Alma Rangel is a loyal and supportive wife who was scorned and dumped after her husband found new success, her lawyer told The Post.

Just a month after he took the reins of the tax-writing House Ways and Means Committee last year, Rep. Charles Rangel accused his wife of “cruel and inhuman treatment” and “constructive abandonment,” which refers to a lack of sexual intimacy, in divorce papers.

Stunned and heartbroken, Alma decided to wage battle against her powerful hubby of 42 years, disputing his alleged grounds and demanding that a jury decide the case, court papers show.

“She felt she was a beautiful wife. He’d have to prove otherwise to a jury of New Yorkers, not just a judge,” her lawyer, Sherri Donovan, said.

“She did not want this divorce. She wanted to stay married to him. She’s been a loyal wife for a long time.”

As the case quietly made its way through the courts, the trouble between the couple began to come to light.

In February, after the congressman endorsed Hillary Rodham Clinton for president, Alma jabbed him politically and declared her support for Barack Obama.

In July, when it was revealed that the Rangels occupied three rent-controlled apartments in a Harlem high-rise – and that the congressman used a fourth as a campaign office – he described an arrangement in which he used a studio apartment next to two that he shared with his wife.

“The apartment next door became vacant, and I got that apartment, and I used that as my den and my office. When I came in late at night from Washington, I go in there first,” he said. “It’s a studio apartment. It has its own kitchen and bathroom and no bedroom.”

A month later, his wife was brought into the spotlight again when The Post revealed that Rangel had not reported rental income on a home he owns at a Dominican resort called Punta Cana. Rangel’s lawyer, Lanny Davis, told The Post that his client thought he didn’t have to declare the income for a variety of reasons, including that his wife handled their finances.

On Sept. 10, the same day Rangel held a press conference to admit he owed taxes on the Punta Cana house, the Rangels “discontinued” their divorce case. A pool of jurors waiting to start the trial was abruptly dismissed.

In a telephone call following the withdrawal of the case, Rangel told The Post: “There is no divorce. Whatever differences that I’ve had with my wife have been reconciled.”

Rangel is now under investigation by the House Ethics Committee for several alleged breaches, including failure to report more than $75,000 in rental income from the Dominican beach house.

Last week, Alma defended the Punta Cana tax snafu as an honest mistake, explaining that she was a “partner” in the villa and had found it “very, very difficult to get information” from the resort management. “They don’t keep good records,” she said.

She denied any deceit by her husband. “He’s a good man who worked hard and made a good reputation.

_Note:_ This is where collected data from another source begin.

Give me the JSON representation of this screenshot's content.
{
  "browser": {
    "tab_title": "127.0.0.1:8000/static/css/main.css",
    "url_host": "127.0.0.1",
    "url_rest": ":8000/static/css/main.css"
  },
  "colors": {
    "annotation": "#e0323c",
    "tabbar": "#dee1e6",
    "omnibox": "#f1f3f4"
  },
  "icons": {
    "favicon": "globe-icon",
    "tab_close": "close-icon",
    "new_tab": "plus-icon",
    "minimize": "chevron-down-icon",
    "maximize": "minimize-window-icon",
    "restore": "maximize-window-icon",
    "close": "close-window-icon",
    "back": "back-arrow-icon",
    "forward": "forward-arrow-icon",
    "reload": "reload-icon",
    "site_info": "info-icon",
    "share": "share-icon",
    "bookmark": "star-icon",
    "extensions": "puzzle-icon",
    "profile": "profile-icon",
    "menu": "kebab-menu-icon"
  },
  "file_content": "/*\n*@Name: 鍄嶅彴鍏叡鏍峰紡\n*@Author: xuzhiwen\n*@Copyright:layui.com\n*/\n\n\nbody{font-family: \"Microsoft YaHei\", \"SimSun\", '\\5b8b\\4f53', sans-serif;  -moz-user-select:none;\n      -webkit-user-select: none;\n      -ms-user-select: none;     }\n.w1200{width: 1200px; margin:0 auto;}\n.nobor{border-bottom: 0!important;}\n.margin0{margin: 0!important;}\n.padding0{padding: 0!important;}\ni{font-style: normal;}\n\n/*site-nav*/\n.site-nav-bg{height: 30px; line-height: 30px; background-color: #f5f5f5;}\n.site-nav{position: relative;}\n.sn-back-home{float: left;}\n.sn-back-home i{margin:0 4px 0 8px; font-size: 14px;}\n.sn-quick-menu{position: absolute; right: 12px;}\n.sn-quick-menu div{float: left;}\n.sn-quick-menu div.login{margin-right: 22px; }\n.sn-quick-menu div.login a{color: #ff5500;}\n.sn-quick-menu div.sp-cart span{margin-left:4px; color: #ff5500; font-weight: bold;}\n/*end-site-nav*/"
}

Somebody dropped the ball. It wasn’t intentional.”

Donovan said, “It’s difficult for a woman who’s been married to a powerful politician, who has been there from the beginning, helped build him up, [to] suddenly get served with papers. It takes away from her identity, her status and her contributions.”

Alma made it clear last week that she never wanted to break up.

Asked whether divorce was off the table, she said, “It was never on the table.”

The Rangels tied the knot on July 26, 1964. Charlie was a lawyer in Harlem with political ambitions. She was a native Floridian who became a social worker in New York. They had met at a dance at Harlem’s Savoy Ballroom.

Three years later, Charlie won election to the state Assembly. Three years after that, he was elected to Congress, defeating Adam Clayton Powell Jr. He took office in January 1971.

In his 2007 memoir, “And I Haven’t Had a Bad Day Since,” Charlie admitted he hadn’t thought about how the win would affect his family. He and Alma had a son and a daughter.

“She was the one involved with the carpools, baby-sitting pools, and all those domestic decisions I hated making time for,” he wrote.

“In the heat of the race . . . it barely occurred to me that I’d be relocating to Washington. So it went without saying that I had no particular vision for my family life as a congressman. Alma would supply that vision.”

The couple bought a “dilapidated but magnificent” house on Colorado Avenue and moved to DC. They kept a second home in a Harlem brownstone that belonged to Charlie’s grandfather but sold it several years ago. They also sold a Florida condo in 2006.

Before he betrayed her in court, Alma spoke lovingly of her husband. In a 2003 coffee-table book, “Style and Grace,” on beautiful homes of African-Americans, she described him as romantic and sentimental.

“Charlie has always given me yellow roses,” she said, explaining the bouquets in their Lenox Terrace living room. “When we were dating and he didn’t have much money, he’d present me with a single perfect one as faithfully as clockwork.”

Alma’s lawyer, Donovan, called her client’s plight “very typical of women who have been there on the way up.”

“When men become successful,” she added, “they try to dump their wives and deny them the financial and other benefits that go with success and celebrity.”

Asked whether Rangel’s ethics problems had anything to do with dropping the divorce, Donovan said, “Who knows? Maybe that made him real. Or maybe he realized he needs her.”

In a statement, Charles Rangel’s attorney, Davis, said, “Mr. and Mrs. Rangel were together for 42 years, and they are still together. It’s very unfair for The Post to do this story and sad that it considers this legitimate journalism.”

He added that the timing of the reconciliation had nothing to do with the ethics probe.

“It was only a personal situation,” he said.